Last Saturday, before Sandy hit the city, I had the opportunity to go check out a restaurant to which I had never been before: Pisticci. The cute little Italian restaurant is tucked away on La Salle, just off Broadway. Being a few blocks up from Morningside Heights, the restaurant was a short walk away from campus. If you’re hailing from a little farther than Columbia, the nearest subway stop is 125th Street on the 1 train.

Inside, Pisticci is all charm and warmth. Orange-and-black paper chains were up for Halloween and one of the walls had a library façade à la my high school’s production of Beauty and the Beast. There was a lot of space in the restaurant’s multiple rooms and the general atmosphere was family-restaurant-meets-Italian-getaway. We were actually there for dinner, and as Pisticci doesn’t take reservations, there was a little bit of a wait. Although we were offered an alternative seat at the bar, we declined for a corner table near the windows.

The cold tap water was served from mason jars into elegant glasses, and the menus had giant sunflowers on them. The waitress ran off some specials and I told her about my food allergies. When I asked if there were any dishes that were easy to prepare without dairy—Italian food is always tricky—she said to let her know which dish I thought I would like, and she would ask the chef directly.

Pisticci prides itself on authentic Italian food, and many dishes were listed in their original Italian. The options were not overwhelming, but there was a wide range of antipasti, pasta dishes, and main entrées. According to their website, all the food is made fresh and from scratch, which explains the mysterious Italian-food-aromas wafting around. I asked if the maltagliati could be done without the ricotta, and she assured me it could!

Olive oil and bread came out, but I’m sorry to report that I was not able to get an ingredient check on the bread. The couple next to us was skeptical about the bread containing dairy, but as I told them, you can never be sure with severe allergies. The pasta, however, was great!

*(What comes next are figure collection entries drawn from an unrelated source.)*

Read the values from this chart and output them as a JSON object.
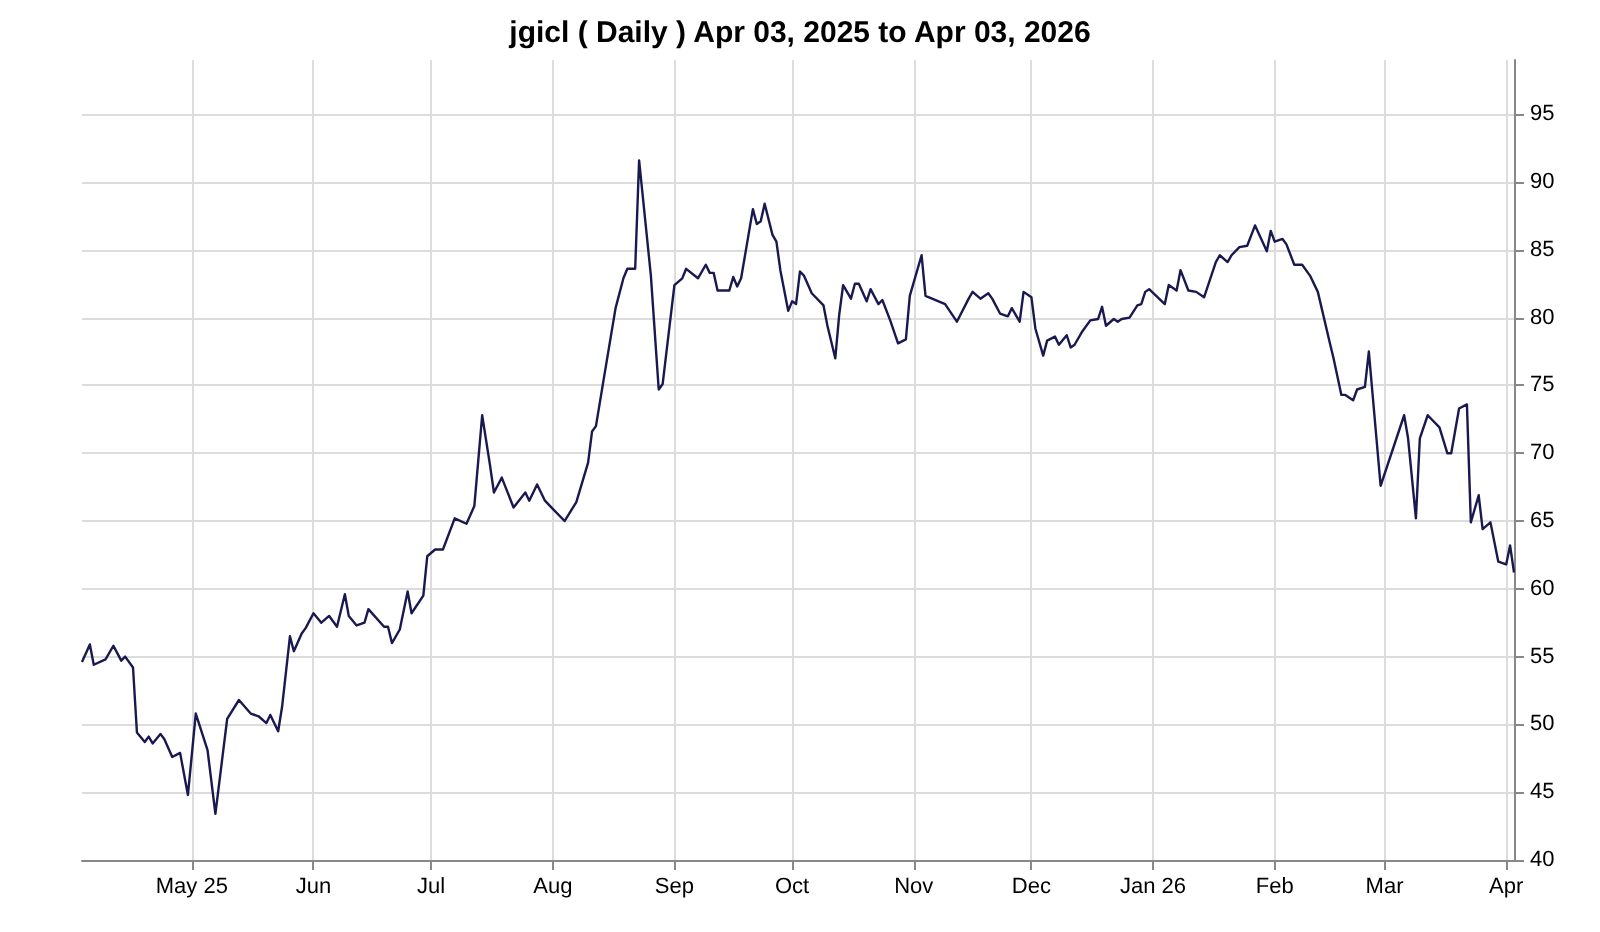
{
  "chart_data": {
    "type": "line",
    "title": "jgicl ( Daily ) Apr 03, 2025 to Apr 03, 2026",
    "xlim": [
      "2025-04-03",
      "2026-04-03"
    ],
    "xticks": [
      {
        "value": "2025-05-01",
        "label": "May 25"
      },
      {
        "value": "2025-06-01",
        "label": "Jun"
      },
      {
        "value": "2025-07-01",
        "label": "Jul"
      },
      {
        "value": "2025-08-01",
        "label": "Aug"
      },
      {
        "value": "2025-09-01",
        "label": "Sep"
      },
      {
        "value": "2025-10-01",
        "label": "Oct"
      },
      {
        "value": "2025-11-01",
        "label": "Nov"
      },
      {
        "value": "2025-12-01",
        "label": "Dec"
      },
      {
        "value": "2026-01-01",
        "label": "Jan 26"
      },
      {
        "value": "2026-02-01",
        "label": "Feb"
      },
      {
        "value": "2026-03-01",
        "label": "Mar"
      },
      {
        "value": "2026-04-01",
        "label": "Apr"
      }
    ],
    "ylim": [
      40,
      99
    ],
    "yticks": [
      40,
      45,
      50,
      55,
      60,
      65,
      70,
      75,
      80,
      85,
      90,
      95
    ],
    "grid": true,
    "marker": "none",
    "line_style": "solid",
    "x": [
      "2025-04-03",
      "2025-04-05",
      "2025-04-06",
      "2025-04-09",
      "2025-04-11",
      "2025-04-13",
      "2025-04-14",
      "2025-04-16",
      "2025-04-17",
      "2025-04-19",
      "2025-04-20",
      "2025-04-21",
      "2025-04-23",
      "2025-04-24",
      "2025-04-26",
      "2025-04-28",
      "2025-04-30",
      "2025-05-02",
      "2025-05-05",
      "2025-05-07",
      "2025-05-10",
      "2025-05-13",
      "2025-05-16",
      "2025-05-18",
      "2025-05-20",
      "2025-05-21",
      "2025-05-23",
      "2025-05-24",
      "2025-05-26",
      "2025-05-27",
      "2025-05-29",
      "2025-05-30",
      "2025-06-01",
      "2025-06-03",
      "2025-06-05",
      "2025-06-07",
      "2025-06-09",
      "2025-06-10",
      "2025-06-12",
      "2025-06-14",
      "2025-06-15",
      "2025-06-19",
      "2025-06-20",
      "2025-06-21",
      "2025-06-23",
      "2025-06-25",
      "2025-06-26",
      "2025-06-29",
      "2025-06-30",
      "2025-07-02",
      "2025-07-04",
      "2025-07-07",
      "2025-07-10",
      "2025-07-12",
      "2025-07-14",
      "2025-07-16",
      "2025-07-17",
      "2025-07-19",
      "2025-07-22",
      "2025-07-25",
      "2025-07-26",
      "2025-07-28",
      "2025-07-30",
      "2025-08-01",
      "2025-08-04",
      "2025-08-07",
      "2025-08-10",
      "2025-08-11",
      "2025-08-12",
      "2025-08-14",
      "2025-08-17",
      "2025-08-19",
      "2025-08-20",
      "2025-08-22",
      "2025-08-23",
      "2025-08-26",
      "2025-08-28",
      "2025-08-29",
      "2025-09-01",
      "2025-09-03",
      "2025-09-04",
      "2025-09-07",
      "2025-09-09",
      "2025-09-10",
      "2025-09-11",
      "2025-09-12",
      "2025-09-15",
      "2025-09-16",
      "2025-09-17",
      "2025-09-18",
      "2025-09-21",
      "2025-09-22",
      "2025-09-23",
      "2025-09-24",
      "2025-09-26",
      "2025-09-27",
      "2025-09-28",
      "2025-09-30",
      "2025-10-01",
      "2025-10-02",
      "2025-10-03",
      "2025-10-04",
      "2025-10-06",
      "2025-10-09",
      "2025-10-10",
      "2025-10-12",
      "2025-10-13",
      "2025-10-14",
      "2025-10-16",
      "2025-10-17",
      "2025-10-18",
      "2025-10-20",
      "2025-10-21",
      "2025-10-23",
      "2025-10-24",
      "2025-10-26",
      "2025-10-28",
      "2025-10-30",
      "2025-10-31",
      "2025-11-03",
      "2025-11-04",
      "2025-11-09",
      "2025-11-12",
      "2025-11-15",
      "2025-11-16",
      "2025-11-18",
      "2025-11-20",
      "2025-11-21",
      "2025-11-23",
      "2025-11-25",
      "2025-11-26",
      "2025-11-28",
      "2025-11-29",
      "2025-12-01",
      "2025-12-02",
      "2025-12-04",
      "2025-12-05",
      "2025-12-07",
      "2025-12-08",
      "2025-12-10",
      "2025-12-11",
      "2025-12-12",
      "2025-12-14",
      "2025-12-16",
      "2025-12-18",
      "2025-12-19",
      "2025-12-20",
      "2025-12-22",
      "2025-12-23",
      "2025-12-24",
      "2025-12-26",
      "2025-12-28",
      "2025-12-29",
      "2025-12-30",
      "2025-12-31",
      "2026-01-04",
      "2026-01-05",
      "2026-01-07",
      "2026-01-08",
      "2026-01-10",
      "2026-01-12",
      "2026-01-14",
      "2026-01-17",
      "2026-01-18",
      "2026-01-20",
      "2026-01-21",
      "2026-01-23",
      "2026-01-25",
      "2026-01-27",
      "2026-01-30",
      "2026-01-31",
      "2026-02-01",
      "2026-02-03",
      "2026-02-04",
      "2026-02-06",
      "2026-02-08",
      "2026-02-10",
      "2026-02-12",
      "2026-02-15",
      "2026-02-16",
      "2026-02-18",
      "2026-02-19",
      "2026-02-21",
      "2026-02-22",
      "2026-02-24",
      "2026-02-25",
      "2026-02-28",
      "2026-03-06",
      "2026-03-07",
      "2026-03-09",
      "2026-03-10",
      "2026-03-12",
      "2026-03-15",
      "2026-03-17",
      "2026-03-18",
      "2026-03-20",
      "2026-03-22",
      "2026-03-23",
      "2026-03-25",
      "2026-03-26",
      "2026-03-28",
      "2026-03-30",
      "2026-04-01",
      "2026-04-02",
      "2026-04-03"
    ],
    "series": [
      {
        "color": "#191950",
        "values": [
          54.6,
          55.9,
          54.4,
          54.8,
          55.8,
          54.7,
          55.0,
          54.2,
          49.4,
          48.7,
          49.1,
          48.6,
          49.3,
          48.9,
          47.6,
          47.9,
          44.8,
          50.8,
          48.1,
          43.4,
          50.4,
          51.8,
          50.8,
          50.6,
          50.1,
          50.7,
          49.5,
          51.3,
          56.5,
          55.4,
          56.7,
          57.1,
          58.2,
          57.5,
          58.0,
          57.2,
          59.6,
          58.0,
          57.3,
          57.5,
          58.5,
          57.2,
          57.2,
          56.0,
          57.0,
          59.8,
          58.2,
          59.5,
          62.4,
          62.9,
          62.9,
          65.2,
          64.8,
          66.1,
          72.8,
          69.1,
          67.1,
          68.2,
          66.0,
          67.1,
          66.5,
          67.7,
          66.5,
          65.9,
          65.0,
          66.4,
          69.3,
          71.6,
          72.0,
          75.5,
          80.7,
          82.9,
          83.6,
          83.6,
          91.6,
          83.1,
          74.7,
          75.1,
          82.4,
          82.9,
          83.6,
          82.9,
          83.9,
          83.3,
          83.3,
          82.0,
          82.0,
          83.0,
          82.3,
          82.9,
          88.0,
          86.9,
          87.1,
          88.4,
          86.1,
          85.6,
          83.5,
          80.5,
          81.2,
          81.0,
          83.4,
          83.1,
          81.8,
          80.9,
          79.4,
          77.0,
          80.2,
          82.4,
          81.4,
          82.5,
          82.5,
          81.2,
          82.1,
          81.0,
          81.3,
          79.8,
          78.1,
          78.4,
          81.6,
          84.6,
          81.6,
          81.0,
          79.7,
          81.4,
          81.9,
          81.4,
          81.8,
          81.4,
          80.3,
          80.1,
          80.7,
          79.7,
          81.9,
          81.5,
          79.2,
          77.2,
          78.3,
          78.6,
          78.0,
          78.7,
          77.8,
          78.0,
          79.0,
          79.8,
          79.9,
          80.8,
          79.4,
          79.9,
          79.7,
          79.9,
          80.0,
          80.9,
          81.0,
          81.9,
          82.1,
          81.0,
          82.4,
          82.0,
          83.5,
          82.0,
          81.9,
          81.5,
          84.1,
          84.6,
          84.1,
          84.6,
          85.2,
          85.3,
          86.8,
          84.9,
          86.4,
          85.6,
          85.8,
          85.4,
          83.9,
          83.9,
          83.1,
          81.9,
          78.2,
          77.0,
          74.3,
          74.3,
          73.9,
          74.7,
          74.9,
          77.5,
          67.6,
          72.8,
          71.1,
          65.2,
          71.1,
          72.8,
          71.9,
          70.0,
          70.0,
          73.3,
          73.6,
          64.9,
          66.9,
          64.4,
          64.9,
          62.0,
          61.8,
          63.2,
          61.2
        ]
      }
    ]
  }
}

Maltagliati, according to the Internet, is a type of pasta made from leftover scraps of making actual pasta. This particular version looked like scraps of lasagna pieces that didn’t quite make the cut (haha, cut). The sauce was tomato-based with wilted spinach and shredded lamb, and was slightly spicy with a great texture. The portions were well suited for a nice meal out, but not enough for leftovers or a very hungry bear. However, such an appetite could be satisfied if you decide to add in some appetizers or some dessert.

Unlike most restaurants in Morningside Heights, the crowd consisted of less Columbia students and more neighborhood families. Students were still there in their Halloweekend costumes, but parents came with children for family dinners and professorial types seemed to be enjoying an evening off. All in all, the atmosphere was very relaxed and comfortable.

Pisticci was a great first restaurant for the Brunch with Bear team and they were very accommodating without incident. I would be interested in going back to check out some of the other dinner dishes, the sorbet options, and the brunch menu!